Ölbilder mit Firnis versiegeln – Infos und 5 Tipps, Teil II

Ölbilder mit Firnis versiegeln – Infos und 5 Tipps, Teil II

Wenn die letzten Pinselstriche gemacht sind und das Ölbild nach vielen Arbeitsstunden endlich zum Trocken beiseite gestellt werden kann, ist das Kunstwerk fast fertig. Fast deshalb, weil noch eine Kleinigkeit fehlt. Als finalen Anstrich sollte der Künstler nämlich noch einen Firnis auftragen. Den Begriff Firnis haben die meisten zwar schon einmal gehört.
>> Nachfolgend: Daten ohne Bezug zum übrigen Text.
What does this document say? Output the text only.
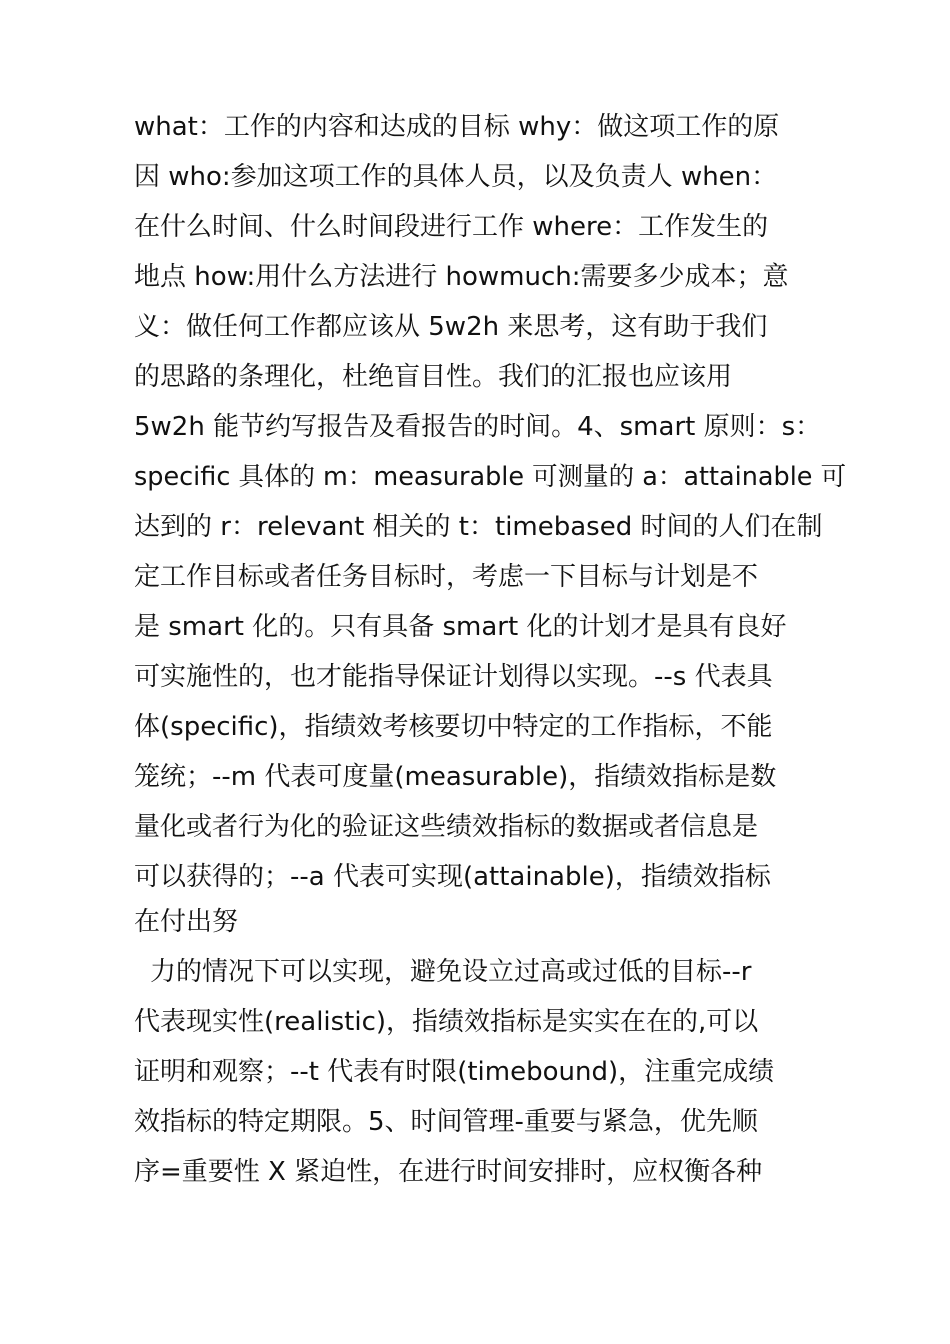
what：工作的内容和达成的目标 why：做这项工作的原
因 who:参加这项工作的具体人员，以及负责人 when：
在什么时间、什么时间段进行工作 where：工作发生的
地点 how:用什么方法进行 howmuch:需要多少成本；意
义：做任何工作都应该从 5w2h 来思考，这有助于我们
的思路的条理化，杜绝盲目性。我们的汇报也应该用
5w2h 能节约写报告及看报告的时间。4、smart 原则：s：
specific 具体的 m：measurable 可测量的 a：attainable 可
达到的 r：relevant 相关的 t：timebased 时间的人们在制
定工作目标或者任务目标时，考虑一下目标与计划是不
是 smart 化的。只有具备 smart 化的计划才是具有良好
可实施性的，也才能指导保证计划得以实现。--s 代表具
体(specific)，指绩效考核要切中特定的工作指标，不能
笼统；--m 代表可度量(measurable)，指绩效指标是数
量化或者行为化的验证这些绩效指标的数据或者信息是
可以获得的；--a 代表可实现(attainable)，指绩效指标
在付出努
力的情况下可以实现，避免设立过高或过低的目标--r
代表现实性(realistic)，指绩效指标是实实在在的,可以
证明和观察；--t 代表有时限(timebound)，注重完成绩
效指标的特定期限。5、时间管理-重要与紧急，优先顺
序=重要性 X 紧迫性，在进行时间安排时，应权衡各种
Ölbilder mit Firnis versiegeln - Infos und 5 Tipps, Teil II

Doch wenn es genauer um die Schutzschicht geht, tauchen oft viele Fragen auf. Deshalb haben wir einen ausführlichen Ratgeber mit Infos und Tipps zum Thema erstellt.

Dabei ging es in Teil I darum, welche Gründe dafür sprechen, Ölbilder überhaupt mit Firnis zu versiegeln. Außerdem haben wir erklärt, welche Firnis-Arten es gibt und wann der Künstler welche Firnis-Variante verwenden sollte.

Jetzt, in Teil II, geben wir fünf Tipps,
die beim richtigen Auftragen der Firnis-Schicht helfen:

Tipp Nr. 1: Auf die Temperatur achten.

Damit ein möglichst gleichmäßiges Ergebnis entsteht, sollte der Künstler sowohl das Ölbild als auch den Firnis eine Zeit lang im selben Raum aufbewahren. Dadurch stellt er sicher, dass das Gemälde und der Firnis die gleiche Temperatur haben.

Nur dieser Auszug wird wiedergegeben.